= Ernst Witebsky =

Ernest Witebsky, also Ernst Witebsky (3 September 1901 in Frankfurt am Main – 7 December 1969) was a German-American immunologist.

==Early life and education==
Ernest Witebsky was born in Frankfurt am Main.
From 1920 to 1926 Witebsky studied medicine at the University of Frankfurt and the University of Heidelberg.

==Career==
After graduating from medical school in 1925 he worked with Hans Sachs at Heidelberg primarily on brain and organ tissue, as well as blood group antigens.

In 1933, he left Germany for Switzerland as a result of Nazi pressure, and in 1935 joined the Medical School of the University at Buffalo.
In the 1950s he had begun studying antigens specific to a single organ, in the case of the thyroid gland, the antigen was thyroglobulin. He was a mentor to Noel Rose in this research endeavor to prepare thyroglobulin from rabbits.
In 1967 the State University of New York created The Center for Immunology in Buffalo and appointed him as its first director.

==Achievements==
Witebsky helped develop procedures for the isolation and partial characterization of A and B blood antigens. He also began the practice of neutralization of certain antibodies in the blood of universal blood donors.

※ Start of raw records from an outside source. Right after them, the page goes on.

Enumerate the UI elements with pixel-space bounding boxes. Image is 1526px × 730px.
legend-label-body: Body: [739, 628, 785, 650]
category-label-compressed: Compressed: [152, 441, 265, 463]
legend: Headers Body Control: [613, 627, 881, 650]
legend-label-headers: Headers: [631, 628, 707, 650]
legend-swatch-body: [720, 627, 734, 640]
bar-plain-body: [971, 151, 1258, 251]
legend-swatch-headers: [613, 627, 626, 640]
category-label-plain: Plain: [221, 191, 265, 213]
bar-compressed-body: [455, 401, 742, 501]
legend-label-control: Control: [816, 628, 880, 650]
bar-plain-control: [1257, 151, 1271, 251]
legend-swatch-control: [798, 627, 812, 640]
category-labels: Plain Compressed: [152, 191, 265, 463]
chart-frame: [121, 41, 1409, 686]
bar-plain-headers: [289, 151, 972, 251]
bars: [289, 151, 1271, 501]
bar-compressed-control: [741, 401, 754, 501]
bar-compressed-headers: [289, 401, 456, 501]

In 1957, he co-authored a paper the "Witebsky's postulates" which determined whether a disease entity could be regarded as an autoimmune disease:
- Direct demonstration of free circulating antibodies active at body temperature.
- Recognition of the specific antigen (for this antibody).
- Production of antibodies against same antigen in experimental animals.
- Experimental animal demonstrates same tissue changes in human.

In 1993, the Postulates were revised based on direct evidence from transfer of pathogenic antibody or pathogenic T-cells, indirect evidence based on reproduction of the autoimmune disease in experimental animals and circumstantial evidence from clinical clues.:
- Auto-antibodies detectable in all cases of disease.
- Experimentally reproducible by immunization with antigen.
- Experimental disease must show immunopathological lesions that parallel those in the natural disease.
- Transferable by serum or lymphoid cells.

In 1959 Witebsky received the Karl Landsteiner Award for his work with blood antibodies.

In 2019, Witebsky was posthumously honored alongside his mentee, Noel Rose, with a Golden Goose Award for their work on autoimmune disease.